The promise of a truly unique New Zealand experience should be motivation enough to journey to Northland/Te Tai Tokerau, the northernmost region of the North Island/Te Ika-a-Māui. Head to Cape Rēinga, homeland of the Ngāti Kuri tribe, to enter the spiritual home of the country, a place known as Te Rerengawairua. For Māori, it is here that the spirits of the dead descend into the underworld and take their final journey home to Hawaiki, the land of their ancestors. Gaze out at the wild, unpredictable feel of Cape Rēinga’s headland, watching the currents of the Tasman Sea and the Pacific Ocean clash and collide nearby, and check out the Cape Rēinga lighthouse, a landmark dating back to the 1940s.

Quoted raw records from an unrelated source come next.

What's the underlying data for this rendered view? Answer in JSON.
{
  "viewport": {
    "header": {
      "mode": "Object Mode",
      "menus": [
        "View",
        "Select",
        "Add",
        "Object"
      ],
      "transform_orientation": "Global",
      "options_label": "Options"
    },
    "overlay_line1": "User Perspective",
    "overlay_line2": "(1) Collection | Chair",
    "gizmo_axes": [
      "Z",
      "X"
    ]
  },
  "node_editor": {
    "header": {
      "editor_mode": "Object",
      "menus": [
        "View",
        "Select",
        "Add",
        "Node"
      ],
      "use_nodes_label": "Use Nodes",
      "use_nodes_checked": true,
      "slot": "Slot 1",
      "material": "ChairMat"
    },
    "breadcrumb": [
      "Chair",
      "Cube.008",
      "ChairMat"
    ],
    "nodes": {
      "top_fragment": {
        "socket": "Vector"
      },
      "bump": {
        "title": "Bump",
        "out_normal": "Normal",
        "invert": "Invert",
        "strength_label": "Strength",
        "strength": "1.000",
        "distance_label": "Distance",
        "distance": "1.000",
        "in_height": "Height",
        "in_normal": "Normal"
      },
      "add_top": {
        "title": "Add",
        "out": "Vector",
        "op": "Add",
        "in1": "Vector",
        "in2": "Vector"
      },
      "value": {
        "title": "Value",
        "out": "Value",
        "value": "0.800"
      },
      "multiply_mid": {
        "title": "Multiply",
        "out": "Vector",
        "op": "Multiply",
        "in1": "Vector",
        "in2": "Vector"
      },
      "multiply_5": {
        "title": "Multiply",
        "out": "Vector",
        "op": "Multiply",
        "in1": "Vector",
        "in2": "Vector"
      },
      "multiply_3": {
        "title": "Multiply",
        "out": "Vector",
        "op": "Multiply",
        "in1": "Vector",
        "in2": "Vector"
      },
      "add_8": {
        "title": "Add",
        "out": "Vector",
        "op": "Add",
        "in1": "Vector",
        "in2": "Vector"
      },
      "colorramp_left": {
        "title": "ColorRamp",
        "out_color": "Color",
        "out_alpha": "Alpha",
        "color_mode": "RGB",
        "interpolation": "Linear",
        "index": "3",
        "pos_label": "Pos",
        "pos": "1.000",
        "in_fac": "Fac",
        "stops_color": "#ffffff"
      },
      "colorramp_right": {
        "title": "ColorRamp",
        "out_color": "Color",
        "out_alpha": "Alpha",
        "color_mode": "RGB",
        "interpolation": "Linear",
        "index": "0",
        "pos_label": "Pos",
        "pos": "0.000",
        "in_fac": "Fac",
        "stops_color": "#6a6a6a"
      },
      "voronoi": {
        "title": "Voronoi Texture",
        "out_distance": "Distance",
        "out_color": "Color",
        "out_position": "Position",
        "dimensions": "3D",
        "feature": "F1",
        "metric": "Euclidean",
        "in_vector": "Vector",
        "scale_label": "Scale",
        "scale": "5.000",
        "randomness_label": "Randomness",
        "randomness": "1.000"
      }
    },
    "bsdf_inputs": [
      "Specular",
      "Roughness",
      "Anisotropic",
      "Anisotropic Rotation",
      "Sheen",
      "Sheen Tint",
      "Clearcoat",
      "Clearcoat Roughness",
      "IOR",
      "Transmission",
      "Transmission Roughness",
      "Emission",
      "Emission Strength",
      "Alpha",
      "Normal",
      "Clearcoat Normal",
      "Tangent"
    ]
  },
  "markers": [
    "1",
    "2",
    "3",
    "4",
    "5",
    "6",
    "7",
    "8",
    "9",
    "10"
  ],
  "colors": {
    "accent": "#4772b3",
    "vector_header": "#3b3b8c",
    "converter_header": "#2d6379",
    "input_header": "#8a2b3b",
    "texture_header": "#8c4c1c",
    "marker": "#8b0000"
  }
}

There are a number of tours you can sign up for to experience the wonders of it all. Sand Safaris picks up from the townships of Ahipara, Kaitaia and Awanui, and the tour takes in Northland/Te Tai Tokerau’s rugged Ninety Mile Beach and includes sandboarding the giant sand dunes of Te Paki, lunching at picturesque Tapotupotu Bay and touring the cape. The Fullers Cape Rēinga and Ninety Mile Beach Day Tour is another great option, featuring an off-road adventure on Ninety Mile Beach, sand surfing at Te Paki stream, visits to Cape Rēinga and Puketi Kauri Forest, and a crowd-pleasing lunch.
You can drive yourself to Cape Rēinga, about 100 kilometres north of Kaitaia, by following State Highway 1. Keep in mind the road to the cape is busy over summer, so take it slowly. Once there, if you’re feeling adventurous (and energetic), you may want to walk some or all of Te Araroa, New Zealand’s long-distance hiking trail. Starting at Cape Rēinga, Te Araroa is a 3000-kilometre walking track extending the length of the country and finishing at Bluff, at the bottom of the South Island/Te Waipounamu. Stay in marae (Māori meeting ground), with local families or in conservation huts along the way as you explore the country’s beaches, volcanoes, mountains and rivers. Only a handful of families (Aussies among them) have completed the extraordinary walk so far, but they say it’s a life-changing family experience. Has your family got what it takes to join them?